Jeffrey asked, “Why did you bother?”

“Because, lad, Jackie and his kind hurt us all. It serves no one in the end, especially not Jackie.”

“What did he do?” Jeffrey asked.

“Yes, Andrew,” the stranger drawled. “Do be so kind as to give the boy a few pointers.”

“We'd have to turn him over to you for that,” Sarah replied acidly.

“Nothing that a thousand other dealers haven't done,” Andrew replied. “Passing rubbish off as authentic antiques, disguising repairs with a new coat of varnish, calling it a genuine article and pricing it accordingly.”

“Buffing new silver and stamping it with an old mark,” Sarah added.

“Jackie's problem was that he did it too much and too openly,” someone else offered.

“He cut his own throat,” another agreed. “Drove off all
the good dealers, and couldn't get his hands on any decent wares.”

“A visit to Jackie's store was like a trip to Alice in Wonderland,” Sarah added. “You were certain that nothing you saw was real, and everything Jackie said was utter nonsense.”

“And all the while he'd be doing his level best to convince you it was a steal.”

“That reminds me of a good one I heard the other day,” Andrew said. “Seems a chap read in the local paper up in Glasgow that there was a genuine Louis XIV commode going for a quid.”

That brought a laugh. A commode was a sort of ornate chest on legs, much like what in America would be called a dining room sideboard. The going rate for an authentic Louis XIV commode would have been at least thirty thousand pounds.

“The local dealers had quite a good chuckle over that one,” Andrew went on. “Strange thing, though. Nobody actually bothered to check up on it but this one chap I know.”

“You're not expecting us to believe this,” someone said.

“This is the truth, I tell you. No one even bothered to ring up the number.”

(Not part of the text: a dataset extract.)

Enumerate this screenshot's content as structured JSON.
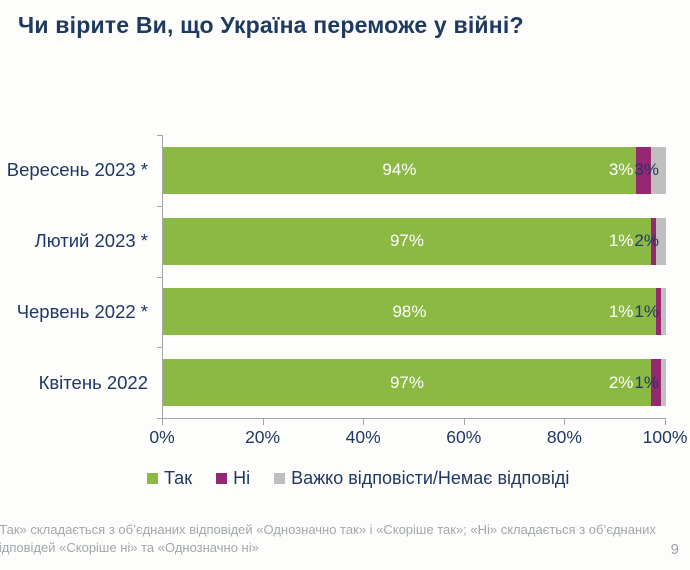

“I'm not the least bit surprised,” Sarah told him. “I can just hear it now. You give them a ring and find yourself chatting with a fellow recently imported from Sicily. At no extra charge the lucky buyer finds, stuffed inside the commode, a body in perfectly good working order, save for quite a small hole in the middle of his chest.”

“That wasn't it at all,” Andrew replied. “Anyway, this chap I know called and the woman on the other end said, yes, she had this commode for sale, and yes, the price was one pound. So he figured it was worth at least driving by. Which he did. And the lady was quite correct. The article was both authentic and in mint condition.”

“Someone's putting you on.”

“They're not, I tell you. It was exactly what she said it was.”

“For a quid.”

“One pound exactly,” Andrew agreed.

“Go on, then. What's the catch?”

“There wasn't one. Well, not for the buyer. It turned out her husband had recently passed on, and left instructions in his will for the commode to be sold and all proceeds to go to his secretary. The trouble was, you see, his wife knew all about the little affair he and his secretary had been having.”